Checkpoint: Volume 4, Midpoint (After Chapter 35)

Take this checkpoint after completing Chapters 31–35 (introduction to policy gradients, REINFORCE, actor-critic methods). All 5 should feel manageable — if any are unclear, re-read the relevant chapter before continuing.

Q1. Write the policy gradient theorem — the expression for ∇J(θ).

Answer

∇J(θ) = E_{π_θ} [ ∇_θ log π_θ(a|s) · Q^π(s,a) ]

In words: the gradient of the expected return with respect to the policy parameters θ is the expected value of the score function (∇_θ log π_θ(a|s)) weighted by the action-value Q^π(s,a).

The score function tells us which direction to push the parameters to make action a more probable in state s; Q^π(s,a) weights that push by how good the action was.

For REINFORCE (Monte Carlo), Q^π(s,a) is replaced by the sampled return G_t.

Q2. Why does REINFORCE have high variance?

Answer

REINFORCE uses the full Monte Carlo return G_t as the estimate of Q^π(S_t, A_t). This return is a sum of many random rewards over the rest of the episode, and the randomness compounds across all future steps:

Each reward is stochastic (environment noise).
The sequence of actions taken is stochastic (policy randomness).
G_t = R_{t+1} + γR_{t+2} + γ²R_{t+3} + … accumulates all that noise.

Because we use a single sampled trajectory rather than an average, the gradient estimate fluctuates wildly from episode to episode. High variance → slow convergence, requiring many samples and small learning rates.

Q3. What does a baseline b(s) do in a policy gradient update?

Answer

A baseline b(s) is subtracted from the return in the policy gradient update:

∇J(θ) ≈ ∇_θ log π_θ(a|s) · (G_t − b(s))

It reduces variance without introducing bias (as long as b(s) depends only on s, not a).

Intuition: instead of reinforcing an action by its absolute return, we reinforce it relative to a baseline “how good is this state on average?” Actions that do better than b(s) are reinforced; actions that do worse are suppressed. Centering around zero reduces the magnitude of the gradient signal and its variance.

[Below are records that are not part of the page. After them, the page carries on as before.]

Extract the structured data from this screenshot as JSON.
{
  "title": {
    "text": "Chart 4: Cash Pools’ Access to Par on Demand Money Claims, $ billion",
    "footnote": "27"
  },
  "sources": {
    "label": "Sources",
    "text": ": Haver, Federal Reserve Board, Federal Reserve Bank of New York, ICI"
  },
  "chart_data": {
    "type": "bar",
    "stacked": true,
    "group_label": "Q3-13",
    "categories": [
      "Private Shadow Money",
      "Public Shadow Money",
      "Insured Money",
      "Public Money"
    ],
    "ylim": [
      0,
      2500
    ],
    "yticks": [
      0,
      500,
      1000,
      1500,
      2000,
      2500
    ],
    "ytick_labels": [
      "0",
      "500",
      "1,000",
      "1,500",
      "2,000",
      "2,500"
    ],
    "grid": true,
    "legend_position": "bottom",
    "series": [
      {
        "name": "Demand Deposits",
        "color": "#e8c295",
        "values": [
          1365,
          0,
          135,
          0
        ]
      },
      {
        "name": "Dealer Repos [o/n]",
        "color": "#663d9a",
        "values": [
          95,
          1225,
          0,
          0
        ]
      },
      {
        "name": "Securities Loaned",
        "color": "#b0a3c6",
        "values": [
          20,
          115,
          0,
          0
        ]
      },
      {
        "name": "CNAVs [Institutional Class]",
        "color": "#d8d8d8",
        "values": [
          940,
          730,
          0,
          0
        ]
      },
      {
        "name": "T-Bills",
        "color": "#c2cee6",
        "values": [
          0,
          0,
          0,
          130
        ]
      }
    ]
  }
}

The most common baseline is V^π(s), leading to the advantage A(s,a) = Q(s,a) − V(s).

Q4. In actor-critic, what does the critic estimate?

Answer

The critic estimates the value function — typically V^π(s), the state-value function under the current policy π.

The critic’s estimate is used to:

Compute the TD error δ = r + γ V(s’) − V(s), which serves as a low-variance estimate of the advantage.
Provide a baseline b(s) = V(s) for the actor’s policy gradient update.

The actor uses the critic’s signal to update the policy parameters; the critic itself is trained using standard value-based methods (e.g. TD(0)). This creates a two-network architecture: one for the policy (actor), one for the value estimate (critic).

Q5. Write the formula for the advantage function A(s, a).

Answer

A(s, a) = Q(s, a) − V(s)

The advantage measures how much better action a is compared to the average action in state s under the current policy:

A(s,a) > 0: action a is better than average → increase its probability.
A(s,a) < 0: action a is worse than average → decrease its probability.
A(s,a) = 0: action a is exactly average.

In practice, A(s,a) ≈ δ_t = R_{t+1} + γ V(S_{t+1}) − V(S_t) (the one-step TD error), which is a biased but low-variance estimate of the true advantage.

All 5 correct? Continue to Chapter 36 (PPO and advanced policy optimization). Stuck on 2 or more? Re-read Chapters 32–34.